Interview with Dimitrios Athanasiou

Last update: 19 July 2023

Transcription

My name is Dimitrios Athanasiou. I am a parent of a child with Duchenne muscular dystrophy. I am a full-time patient advocate for Duchenne and rare diseases, in general. I got my son diagnosed before four years ago with this rare disease, Duchenne muscular dystrophy. One, three, point, erh … three and a half thousand children, and it affects mainly boys. So, after we got the diagnose, it was obvious, coming from Greece, that the knowledge was in a good level but the advocacy was not in a good level. And so, my first task was to organise the parents with the similar condition, with children with similar condition in Greece, and this is where I started from.

As I move forward, it was pretty obvious that I had to get myself trained. I had to know better the disease. I have to know better the regulators. I have to know better the process of drug development. So I tried to get some education to help me with my work. I was lucky enough to participate in one of the EURORDIS summer schools. So I have my basic knowledge acquired there. I was even more luckier to get involved in the EUPATI, which was a longer period. It was 18 months, and it was, let’s say, step-by-step from a naive patient advocate to a patient expert, was really useful for my work.

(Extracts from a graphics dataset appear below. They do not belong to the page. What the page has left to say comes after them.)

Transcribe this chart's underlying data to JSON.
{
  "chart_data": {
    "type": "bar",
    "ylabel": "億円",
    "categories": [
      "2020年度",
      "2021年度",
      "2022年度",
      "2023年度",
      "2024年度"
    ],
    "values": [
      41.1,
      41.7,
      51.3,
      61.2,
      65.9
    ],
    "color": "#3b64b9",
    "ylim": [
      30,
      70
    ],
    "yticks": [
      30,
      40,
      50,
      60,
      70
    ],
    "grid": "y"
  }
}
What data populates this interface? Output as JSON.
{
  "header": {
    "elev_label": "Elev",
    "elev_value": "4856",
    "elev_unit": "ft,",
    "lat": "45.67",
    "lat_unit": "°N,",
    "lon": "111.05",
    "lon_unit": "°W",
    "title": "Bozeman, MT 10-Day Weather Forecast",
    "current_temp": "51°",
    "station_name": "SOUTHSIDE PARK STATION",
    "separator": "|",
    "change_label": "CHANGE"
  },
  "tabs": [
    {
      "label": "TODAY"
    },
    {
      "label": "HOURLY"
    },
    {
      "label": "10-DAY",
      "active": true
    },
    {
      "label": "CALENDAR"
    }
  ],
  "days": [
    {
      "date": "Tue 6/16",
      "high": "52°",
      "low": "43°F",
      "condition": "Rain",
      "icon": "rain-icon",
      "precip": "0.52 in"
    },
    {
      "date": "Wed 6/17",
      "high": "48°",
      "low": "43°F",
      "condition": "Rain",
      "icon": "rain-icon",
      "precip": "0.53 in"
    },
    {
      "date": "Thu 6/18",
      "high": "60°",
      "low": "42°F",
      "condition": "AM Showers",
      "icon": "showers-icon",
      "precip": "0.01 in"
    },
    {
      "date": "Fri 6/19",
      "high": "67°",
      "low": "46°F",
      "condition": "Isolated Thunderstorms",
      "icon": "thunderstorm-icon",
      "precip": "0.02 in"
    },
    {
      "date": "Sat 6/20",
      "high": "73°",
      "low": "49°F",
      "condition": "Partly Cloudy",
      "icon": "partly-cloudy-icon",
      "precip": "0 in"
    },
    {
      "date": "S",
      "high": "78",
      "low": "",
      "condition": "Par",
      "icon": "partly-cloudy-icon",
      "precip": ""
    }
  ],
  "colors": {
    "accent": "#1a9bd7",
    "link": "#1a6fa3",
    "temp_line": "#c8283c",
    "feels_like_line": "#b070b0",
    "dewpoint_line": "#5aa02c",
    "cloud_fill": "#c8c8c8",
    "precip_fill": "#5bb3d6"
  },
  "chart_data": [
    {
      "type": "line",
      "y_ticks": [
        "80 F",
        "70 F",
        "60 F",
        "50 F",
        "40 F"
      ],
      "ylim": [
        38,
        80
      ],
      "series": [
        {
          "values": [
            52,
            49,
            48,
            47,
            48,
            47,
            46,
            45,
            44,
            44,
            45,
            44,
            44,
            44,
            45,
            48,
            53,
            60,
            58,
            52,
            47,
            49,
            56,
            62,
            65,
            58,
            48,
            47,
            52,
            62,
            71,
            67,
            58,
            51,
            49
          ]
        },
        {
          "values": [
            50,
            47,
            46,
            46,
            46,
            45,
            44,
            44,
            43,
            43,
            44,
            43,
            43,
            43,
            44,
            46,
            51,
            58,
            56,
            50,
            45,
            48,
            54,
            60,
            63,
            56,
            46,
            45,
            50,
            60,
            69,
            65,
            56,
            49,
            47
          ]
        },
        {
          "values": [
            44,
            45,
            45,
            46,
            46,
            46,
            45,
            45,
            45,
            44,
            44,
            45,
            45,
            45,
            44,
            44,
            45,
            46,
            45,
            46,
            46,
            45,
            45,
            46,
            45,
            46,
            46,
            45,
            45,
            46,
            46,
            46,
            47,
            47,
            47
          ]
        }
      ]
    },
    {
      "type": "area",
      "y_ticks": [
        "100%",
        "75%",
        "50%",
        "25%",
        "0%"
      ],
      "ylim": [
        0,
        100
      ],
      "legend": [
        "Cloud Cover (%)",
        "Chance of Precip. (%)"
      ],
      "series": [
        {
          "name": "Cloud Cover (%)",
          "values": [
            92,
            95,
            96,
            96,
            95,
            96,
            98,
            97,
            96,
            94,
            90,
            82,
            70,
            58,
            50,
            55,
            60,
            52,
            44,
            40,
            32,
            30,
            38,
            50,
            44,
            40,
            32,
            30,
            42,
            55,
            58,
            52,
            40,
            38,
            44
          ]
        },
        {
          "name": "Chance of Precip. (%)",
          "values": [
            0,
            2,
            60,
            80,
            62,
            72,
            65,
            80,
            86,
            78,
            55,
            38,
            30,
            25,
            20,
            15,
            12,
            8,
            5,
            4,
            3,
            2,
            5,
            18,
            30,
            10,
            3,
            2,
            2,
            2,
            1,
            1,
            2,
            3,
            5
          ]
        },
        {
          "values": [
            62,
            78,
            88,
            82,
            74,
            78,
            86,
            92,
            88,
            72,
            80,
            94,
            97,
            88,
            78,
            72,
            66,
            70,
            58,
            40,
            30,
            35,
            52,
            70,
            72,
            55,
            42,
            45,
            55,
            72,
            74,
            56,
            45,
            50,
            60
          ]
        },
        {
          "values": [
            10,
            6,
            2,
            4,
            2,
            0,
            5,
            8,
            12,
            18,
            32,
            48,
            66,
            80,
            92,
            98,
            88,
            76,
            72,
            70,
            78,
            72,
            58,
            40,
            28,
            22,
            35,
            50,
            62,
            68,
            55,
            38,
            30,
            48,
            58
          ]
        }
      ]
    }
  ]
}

After the training, I had a very good idea which are the stakeholders. What is the balance and the interests, and how they work together, or they don’t work together, to achieve common goals. And how, as a patient advocate, your job is to facilitate that everybody works together to have new drugs in the market for all the diseases.

It gave me perspective of where do I stand in the whole spectrum of the drug development process. After that, then it offers you the chance to identifying which gaps and which areas you can get specialised and how you can affect the process. How fast the drugs and to affect it to do better. And picking up pieces from the EUPATI training and focus on that and do your homework. It gives you the tools to negotiate on a one-to-one basis with all the stakeholders, and be in a balanced position in the table, because usually the patient of advocacy, because of lack of knowledge and sometimes of perception, we are not an equal partner.

So training is very important because you are becoming an equal partner. And when everybody else is in doubt with that, when you are well-trained, and you do your homework, and you study, then you show that you can definitely be a very good partner to work with.

HOW HAVE YOU BEEN INVOLVED IN PATIENT ADVOCACY?

I have been involved originally in national advocacy. Then I was involved in our global organisation that we have from Duchenne, The United Parent Project. In my role of the Board of The Global Organisation, I had to interact with regulators. I had to interact with local and European regulators, with HTAs, with pharmaceutical, with academia, in order to produce, let’s say, better and cheaper drugs for Duchenne. So with this training, and because we are coming from rare disease, I had the chance to be a patient expert in the European Medicines Agency. And with this training, it was a very strong tool to help me do my job there better. So, I could evaluate better the clinical protocol. I could evaluate better, understand better the medicines behind it.

When I was in doubt, I was always running back to the module and to find everything I need there from my toolbox. So, it was a backup that was so essential to do my work, at least in the scientific advice in the clinical designs of, at least my disease, that who couldn’t have it any way differently. It’s very difficult that I don’t know what is something else that could replace it at least at this level of the European level.

When I started being a patient advocate, I knew nothing of clinical trials. Through training and through a lot of hard work and exchange with other patients, I was able to understand better the clinical trials and the models that are used in general and how those models can be adapted to Duchenne muscular dystrophy.

After I was strong enough to understand the clinical trials and after a lot of studying, I’m still participating in the steering committee of a new drug that we tried to get on the market. And to make this clinical trial meaningful for our patients… It’s very important because you have a lot of clinical trials failed by design so the feedback and the patient inclusion from the start it’s critical in order to have drugs available for everybody.

The informed consent process is a very complicated process and we have to make sure that the people that are participating in the trial, especially when it comes to children, they understand fully what they’re getting in. In our community in general, the patient advocacy is very strong on that, so we make sure that we consult the informed consent forms, and we try to have it in lay language and to have all the information that the people want. But also for us, as full time, let’s say, patient advocates, it’s very important to have somewhere to look in and for other organisations, so for other fellow EUPATI to ask for more experience because we can not do solo, we cooperate together and with their experience you can also get experience to the benefit of your own community.

I started three and half years as a parent with a child with a terminal rare disease, and in three and half years I managed to organise let’s say the advocacy groups in Greece. I’m now part of the board of directors of our global organisation. Scientific advisor, expert, patient expert for European Medical Agency, and many other roles and hats from time to time you have to contribute your experience or your time to move things forward.

I would like to add that the only barrier is the barrier we put in our mind and that we should keep pushing till we get the results we need for our patients.